Gießen (dpa) - Drei tote Babys sind in Hessen in verschlossenen Camping-Kühlboxen gefunden worden. Ob die Säuglinge umgebracht wurden oder tot zur Welt kamen, stand zunächst nicht fest, wie Staatsanwältin Ute Sehlbach-Schellenberg der Nachrichtenagentur dpa sagte.
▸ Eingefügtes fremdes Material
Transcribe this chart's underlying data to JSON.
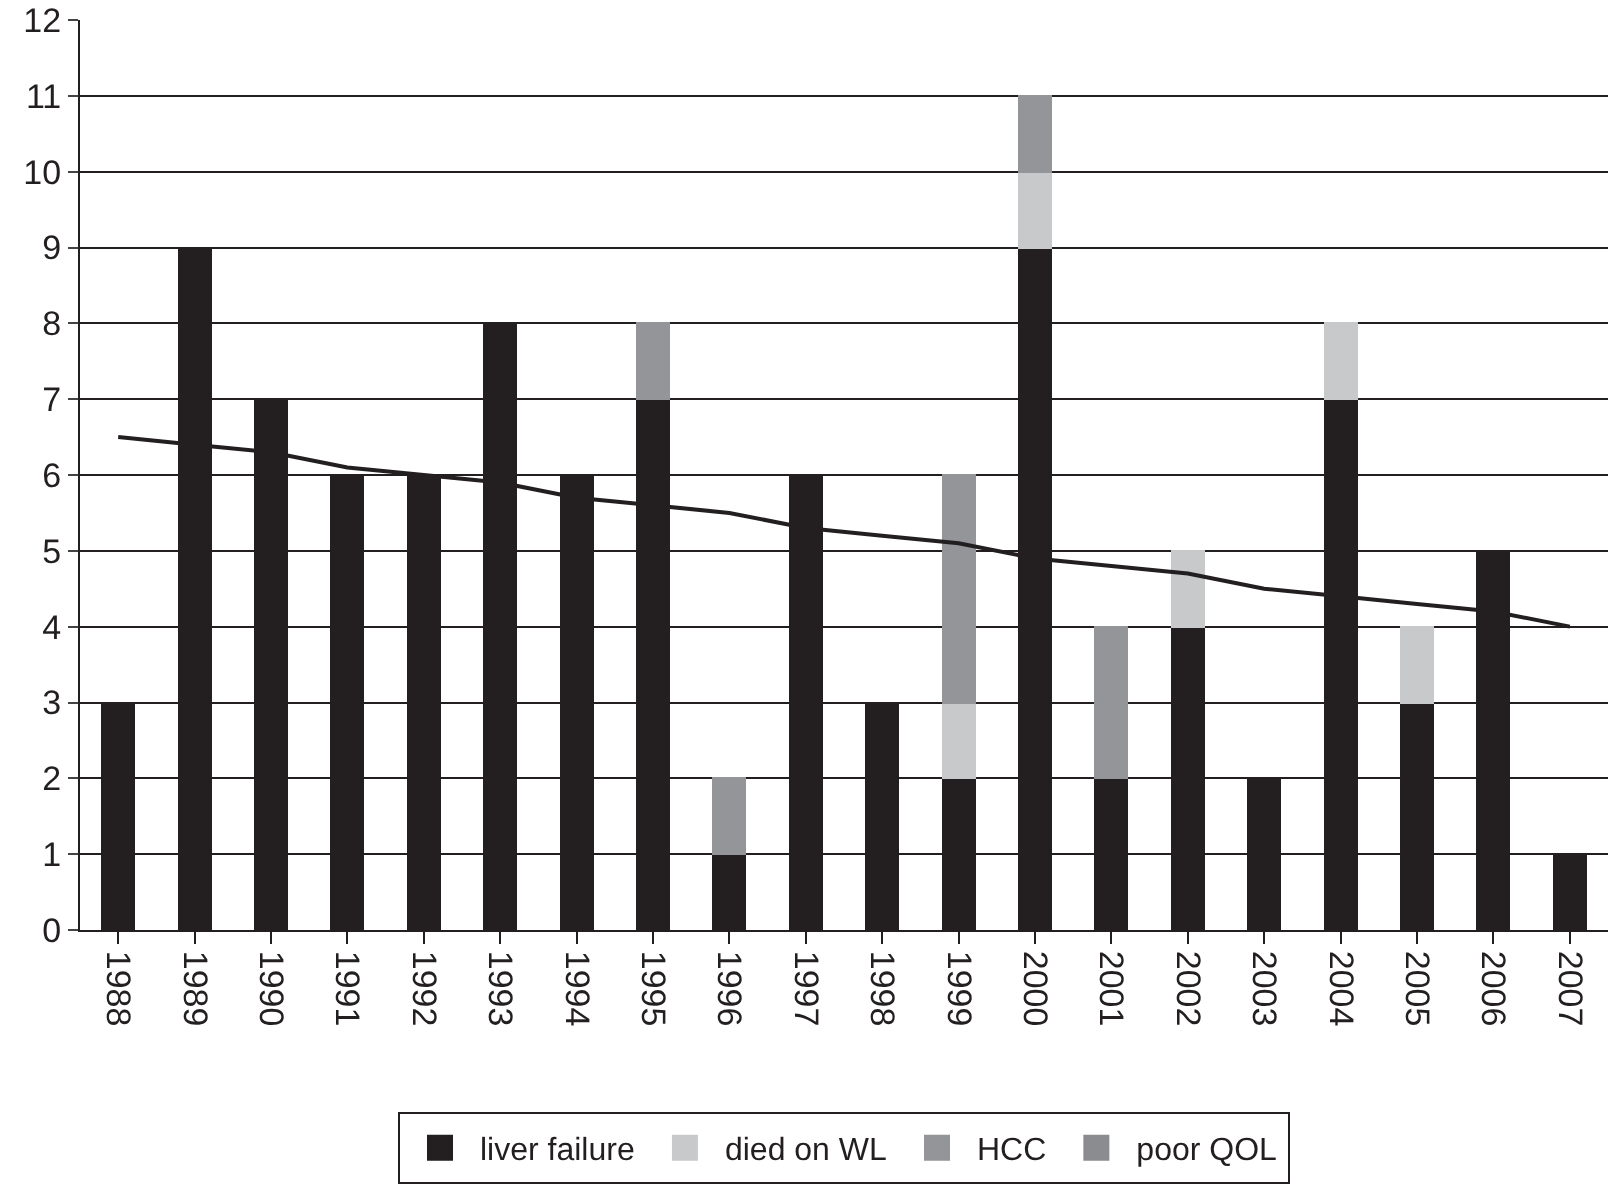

Die 40 Jahre alte Mutter sei gefunden und vernommen worden, aber nicht in Haft. "Wir ermitteln in alle Richtungen." Die kleinen Kinder waren schon längere Zeit tot.

Zwei der Babyleichen waren bereits am Dienstagabend in den verschlossenen Kühlboxen im Keller des Mehrfamilienhauses im Kreis Gießen entdeckt worden. Zum Schutz von Persönlichkeitsrechten machten die Behörden keine Angaben über den Ort, in dem die Leichen gefunden wurden. «Privatpersonen» machten den grausigen Fund, als sie die Wohnung der 40-Jährigen auflösten, sagte die Staatsanwältin. Sie verständigten die Polizei. Bei der Durchsuchung bei einer von der Frau genutzten Garage stießen die Ermittler am Mittwochvormittag auf das dritte tote Kind. Es lag ebenfalls in einer verschlossenen Box und war auch schon länger tot.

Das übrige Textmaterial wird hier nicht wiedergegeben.